Vouloir évaluer le plan Marshall, vouloir baliser l’horizon à dix ans, ce ne serait donc pas une bonne politique ?
Plus que jamais, on a besoin de choix, d’une vision, d’actions immédiates. Mais derrière son annonce, l’"Horizon 2022" du gouvernement wallon tient aujourd’hui sur son site en un feuillet. Sa première mesure est annoncée pour 2013. Rappelons aussi des déclarations fortes qui ont précédé le "séminaire" de Tournai. Un : M. Nollet voulait mobiliser les réserves considérables des outils financiers wallons. Une réplique de la FGTB plus tard, le sujet est enterré. Deux : le CDH a enflammé le débat sur l’équilibre entre les réseaux. Rien n’a suivi. Enfin, je suis choqué par l’annonce faite d’un dégagement de 370 millions pour le plan Marshall en 2013 ; le ministre du Budget les avait déjà officiellement annoncés lors du dernier ajustement !

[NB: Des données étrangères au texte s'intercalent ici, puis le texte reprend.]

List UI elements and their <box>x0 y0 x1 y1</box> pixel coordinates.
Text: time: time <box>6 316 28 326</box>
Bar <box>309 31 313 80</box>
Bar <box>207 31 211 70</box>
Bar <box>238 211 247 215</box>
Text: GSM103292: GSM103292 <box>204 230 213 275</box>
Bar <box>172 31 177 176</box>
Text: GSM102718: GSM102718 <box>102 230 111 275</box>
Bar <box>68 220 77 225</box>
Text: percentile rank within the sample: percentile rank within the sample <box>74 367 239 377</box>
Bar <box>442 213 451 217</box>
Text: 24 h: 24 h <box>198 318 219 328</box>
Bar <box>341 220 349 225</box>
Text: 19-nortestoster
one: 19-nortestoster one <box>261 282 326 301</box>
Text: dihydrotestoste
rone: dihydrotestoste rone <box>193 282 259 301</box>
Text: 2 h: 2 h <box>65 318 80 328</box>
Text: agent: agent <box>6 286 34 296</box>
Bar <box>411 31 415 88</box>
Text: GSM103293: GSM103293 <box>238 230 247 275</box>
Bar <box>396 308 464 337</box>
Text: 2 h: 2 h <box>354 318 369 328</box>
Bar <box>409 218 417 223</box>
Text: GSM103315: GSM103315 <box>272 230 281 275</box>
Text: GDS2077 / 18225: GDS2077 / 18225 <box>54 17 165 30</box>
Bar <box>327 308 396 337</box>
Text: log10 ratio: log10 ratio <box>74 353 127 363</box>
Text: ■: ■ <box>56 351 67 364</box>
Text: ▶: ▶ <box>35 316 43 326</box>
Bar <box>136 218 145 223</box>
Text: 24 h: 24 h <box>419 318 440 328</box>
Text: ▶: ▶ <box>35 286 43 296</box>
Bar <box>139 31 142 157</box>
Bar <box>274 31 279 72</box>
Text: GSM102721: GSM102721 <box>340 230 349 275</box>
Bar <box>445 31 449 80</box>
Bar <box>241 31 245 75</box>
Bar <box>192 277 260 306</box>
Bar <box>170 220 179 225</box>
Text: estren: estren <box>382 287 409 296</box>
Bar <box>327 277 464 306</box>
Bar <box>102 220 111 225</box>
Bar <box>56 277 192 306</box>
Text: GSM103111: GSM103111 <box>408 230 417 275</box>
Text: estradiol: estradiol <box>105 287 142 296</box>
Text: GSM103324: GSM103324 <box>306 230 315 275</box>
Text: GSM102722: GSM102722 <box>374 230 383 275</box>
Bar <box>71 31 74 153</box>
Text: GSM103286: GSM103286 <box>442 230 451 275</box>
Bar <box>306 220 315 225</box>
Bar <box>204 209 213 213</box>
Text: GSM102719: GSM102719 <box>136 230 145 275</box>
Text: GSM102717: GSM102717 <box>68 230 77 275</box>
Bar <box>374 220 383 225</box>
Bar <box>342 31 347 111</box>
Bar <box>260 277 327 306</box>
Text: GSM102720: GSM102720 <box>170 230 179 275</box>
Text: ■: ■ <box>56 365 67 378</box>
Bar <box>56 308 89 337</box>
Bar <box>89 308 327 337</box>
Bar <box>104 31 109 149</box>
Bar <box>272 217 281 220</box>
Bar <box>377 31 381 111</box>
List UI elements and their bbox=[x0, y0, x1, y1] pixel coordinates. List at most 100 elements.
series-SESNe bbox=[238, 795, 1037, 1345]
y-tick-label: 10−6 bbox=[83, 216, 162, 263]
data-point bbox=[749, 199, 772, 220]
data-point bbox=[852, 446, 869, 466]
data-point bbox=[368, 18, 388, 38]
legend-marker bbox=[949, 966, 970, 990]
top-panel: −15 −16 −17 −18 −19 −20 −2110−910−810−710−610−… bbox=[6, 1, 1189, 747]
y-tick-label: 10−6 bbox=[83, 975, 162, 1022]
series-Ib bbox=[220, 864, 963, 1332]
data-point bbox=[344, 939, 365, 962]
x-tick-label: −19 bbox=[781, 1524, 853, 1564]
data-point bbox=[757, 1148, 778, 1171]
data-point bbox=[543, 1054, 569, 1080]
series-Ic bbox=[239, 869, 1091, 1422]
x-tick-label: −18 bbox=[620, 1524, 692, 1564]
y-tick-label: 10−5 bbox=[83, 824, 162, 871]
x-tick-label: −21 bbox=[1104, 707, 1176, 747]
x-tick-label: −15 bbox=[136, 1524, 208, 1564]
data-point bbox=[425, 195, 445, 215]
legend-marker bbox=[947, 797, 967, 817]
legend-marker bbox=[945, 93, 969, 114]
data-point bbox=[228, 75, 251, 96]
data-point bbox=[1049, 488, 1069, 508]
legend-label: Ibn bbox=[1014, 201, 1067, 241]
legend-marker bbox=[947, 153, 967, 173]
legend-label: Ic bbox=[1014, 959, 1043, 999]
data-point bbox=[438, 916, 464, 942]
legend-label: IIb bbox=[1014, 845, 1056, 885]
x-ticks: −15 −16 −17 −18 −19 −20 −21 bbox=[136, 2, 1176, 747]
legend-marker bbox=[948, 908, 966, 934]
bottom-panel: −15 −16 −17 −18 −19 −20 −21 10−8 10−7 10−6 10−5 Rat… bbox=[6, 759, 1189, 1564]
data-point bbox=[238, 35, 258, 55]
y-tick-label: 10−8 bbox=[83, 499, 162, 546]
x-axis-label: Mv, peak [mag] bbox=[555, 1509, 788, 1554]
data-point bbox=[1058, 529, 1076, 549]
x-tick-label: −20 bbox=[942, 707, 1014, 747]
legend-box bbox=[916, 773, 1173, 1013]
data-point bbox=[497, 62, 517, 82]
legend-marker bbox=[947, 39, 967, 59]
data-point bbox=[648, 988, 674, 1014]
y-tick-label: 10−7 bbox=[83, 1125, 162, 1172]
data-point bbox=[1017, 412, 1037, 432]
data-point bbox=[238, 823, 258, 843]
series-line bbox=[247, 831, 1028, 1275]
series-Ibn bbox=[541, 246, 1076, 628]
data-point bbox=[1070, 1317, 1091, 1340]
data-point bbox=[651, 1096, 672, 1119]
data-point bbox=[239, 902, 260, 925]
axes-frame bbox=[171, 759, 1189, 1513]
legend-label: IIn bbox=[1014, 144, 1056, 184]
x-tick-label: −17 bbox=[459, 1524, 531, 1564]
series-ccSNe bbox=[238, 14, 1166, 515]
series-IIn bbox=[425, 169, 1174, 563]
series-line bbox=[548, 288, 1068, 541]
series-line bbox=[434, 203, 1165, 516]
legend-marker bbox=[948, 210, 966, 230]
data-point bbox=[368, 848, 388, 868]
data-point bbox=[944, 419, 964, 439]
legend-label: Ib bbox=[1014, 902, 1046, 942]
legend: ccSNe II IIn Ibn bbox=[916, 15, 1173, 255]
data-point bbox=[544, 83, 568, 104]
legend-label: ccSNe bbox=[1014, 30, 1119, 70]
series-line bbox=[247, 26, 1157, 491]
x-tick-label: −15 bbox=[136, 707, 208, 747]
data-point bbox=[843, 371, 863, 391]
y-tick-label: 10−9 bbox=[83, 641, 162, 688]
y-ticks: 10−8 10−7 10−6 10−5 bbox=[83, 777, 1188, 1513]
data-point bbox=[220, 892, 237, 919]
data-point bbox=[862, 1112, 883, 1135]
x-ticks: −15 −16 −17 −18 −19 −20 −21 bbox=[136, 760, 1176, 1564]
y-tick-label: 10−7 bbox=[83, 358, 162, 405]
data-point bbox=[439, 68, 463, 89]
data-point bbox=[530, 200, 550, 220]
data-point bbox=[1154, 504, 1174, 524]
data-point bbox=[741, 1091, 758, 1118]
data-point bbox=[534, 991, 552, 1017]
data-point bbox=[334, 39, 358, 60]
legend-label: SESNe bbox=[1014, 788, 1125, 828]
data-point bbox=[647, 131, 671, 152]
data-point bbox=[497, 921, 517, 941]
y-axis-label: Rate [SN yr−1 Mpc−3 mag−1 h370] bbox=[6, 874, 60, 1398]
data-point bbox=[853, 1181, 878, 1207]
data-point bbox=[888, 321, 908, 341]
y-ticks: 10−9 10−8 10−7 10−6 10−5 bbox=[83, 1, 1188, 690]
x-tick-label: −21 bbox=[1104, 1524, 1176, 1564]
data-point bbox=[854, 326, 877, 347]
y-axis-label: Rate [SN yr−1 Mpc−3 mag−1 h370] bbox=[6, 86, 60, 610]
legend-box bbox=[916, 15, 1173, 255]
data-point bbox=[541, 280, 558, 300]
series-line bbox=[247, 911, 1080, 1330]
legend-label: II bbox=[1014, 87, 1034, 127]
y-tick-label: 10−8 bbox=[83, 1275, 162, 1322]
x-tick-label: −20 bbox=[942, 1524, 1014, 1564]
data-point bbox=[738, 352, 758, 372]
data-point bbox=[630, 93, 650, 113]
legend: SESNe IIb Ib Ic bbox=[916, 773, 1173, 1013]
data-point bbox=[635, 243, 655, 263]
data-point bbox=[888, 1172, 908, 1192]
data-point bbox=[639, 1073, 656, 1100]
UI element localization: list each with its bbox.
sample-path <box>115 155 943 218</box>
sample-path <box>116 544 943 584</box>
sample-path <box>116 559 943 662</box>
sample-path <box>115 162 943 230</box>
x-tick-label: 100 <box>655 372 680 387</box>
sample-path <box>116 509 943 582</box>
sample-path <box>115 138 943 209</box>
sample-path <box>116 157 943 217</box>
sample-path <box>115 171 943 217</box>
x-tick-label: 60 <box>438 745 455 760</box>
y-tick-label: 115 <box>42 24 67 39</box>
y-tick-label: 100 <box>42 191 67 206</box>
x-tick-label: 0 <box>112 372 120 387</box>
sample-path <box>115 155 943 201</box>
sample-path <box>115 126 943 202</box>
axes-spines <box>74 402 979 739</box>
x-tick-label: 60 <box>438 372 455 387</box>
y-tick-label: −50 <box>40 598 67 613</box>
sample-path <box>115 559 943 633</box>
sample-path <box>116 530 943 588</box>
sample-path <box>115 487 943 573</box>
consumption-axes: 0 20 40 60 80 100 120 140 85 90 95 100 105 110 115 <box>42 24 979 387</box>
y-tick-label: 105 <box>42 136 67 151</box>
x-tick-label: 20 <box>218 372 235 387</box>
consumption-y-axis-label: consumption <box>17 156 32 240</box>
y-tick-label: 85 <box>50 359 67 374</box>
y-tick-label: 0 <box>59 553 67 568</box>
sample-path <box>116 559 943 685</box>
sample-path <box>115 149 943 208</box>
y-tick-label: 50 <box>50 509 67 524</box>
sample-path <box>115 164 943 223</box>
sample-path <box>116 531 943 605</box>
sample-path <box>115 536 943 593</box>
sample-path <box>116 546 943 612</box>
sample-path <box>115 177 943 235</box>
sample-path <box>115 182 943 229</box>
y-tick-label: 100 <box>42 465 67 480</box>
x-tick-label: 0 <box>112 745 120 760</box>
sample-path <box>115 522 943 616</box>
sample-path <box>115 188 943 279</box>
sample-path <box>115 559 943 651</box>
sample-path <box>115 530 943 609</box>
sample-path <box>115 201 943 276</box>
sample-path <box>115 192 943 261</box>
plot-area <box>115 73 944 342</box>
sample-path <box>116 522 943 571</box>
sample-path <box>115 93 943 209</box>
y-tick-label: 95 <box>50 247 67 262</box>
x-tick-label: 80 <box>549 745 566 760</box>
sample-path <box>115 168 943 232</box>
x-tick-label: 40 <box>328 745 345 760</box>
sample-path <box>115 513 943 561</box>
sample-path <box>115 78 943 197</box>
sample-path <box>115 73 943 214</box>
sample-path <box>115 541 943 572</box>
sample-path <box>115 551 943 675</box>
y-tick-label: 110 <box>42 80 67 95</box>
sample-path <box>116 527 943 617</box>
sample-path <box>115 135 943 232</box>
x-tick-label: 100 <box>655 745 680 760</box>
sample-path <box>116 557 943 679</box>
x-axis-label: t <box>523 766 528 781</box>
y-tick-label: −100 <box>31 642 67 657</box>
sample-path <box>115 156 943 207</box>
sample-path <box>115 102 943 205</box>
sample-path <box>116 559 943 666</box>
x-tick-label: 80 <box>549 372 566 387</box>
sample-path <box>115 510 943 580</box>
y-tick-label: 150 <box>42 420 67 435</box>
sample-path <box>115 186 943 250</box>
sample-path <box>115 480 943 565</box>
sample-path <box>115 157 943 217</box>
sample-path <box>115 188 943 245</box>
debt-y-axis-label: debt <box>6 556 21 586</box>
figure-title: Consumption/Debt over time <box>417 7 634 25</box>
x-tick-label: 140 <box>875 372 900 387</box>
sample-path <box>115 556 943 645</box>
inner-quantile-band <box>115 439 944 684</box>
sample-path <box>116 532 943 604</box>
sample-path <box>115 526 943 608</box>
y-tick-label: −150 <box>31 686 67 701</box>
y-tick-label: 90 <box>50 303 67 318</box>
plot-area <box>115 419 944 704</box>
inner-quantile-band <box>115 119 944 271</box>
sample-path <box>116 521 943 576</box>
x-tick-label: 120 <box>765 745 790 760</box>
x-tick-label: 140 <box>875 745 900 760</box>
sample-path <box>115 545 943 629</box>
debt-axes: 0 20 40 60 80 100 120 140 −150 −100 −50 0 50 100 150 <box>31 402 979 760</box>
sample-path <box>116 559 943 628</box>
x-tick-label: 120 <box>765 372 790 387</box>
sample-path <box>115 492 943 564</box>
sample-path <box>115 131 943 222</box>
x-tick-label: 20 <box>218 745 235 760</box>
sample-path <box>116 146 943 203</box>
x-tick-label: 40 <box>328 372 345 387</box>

Reste qu’il faut bien “faire avec” la crise, avec les futures nouvelles compétences, avec le futur nouveau financement…
Se pencher sur la situation socio-économique wallonne, c’est une bonne idée. Elle en a bien besoin, parce que les principaux paramètres sont alarmants. L’indicateur de croissance du PIB par habitant maintient la Wallonie en queue des régions comparables : à 78 % de la moyenne UE à 15 pays, à 86 de la moyenne UE à 27. Le chômage repart à la hausse, grosso modo au double du chômage en Flandre : 16,5 % de la population active, contre 7,9. Quant au Budget, le ministre Antoine a dit qu’il était confronté à une enquête d’Eurostat. Ce n’est pas anodin : l’Europe s’intéresse à notre réalité comptable.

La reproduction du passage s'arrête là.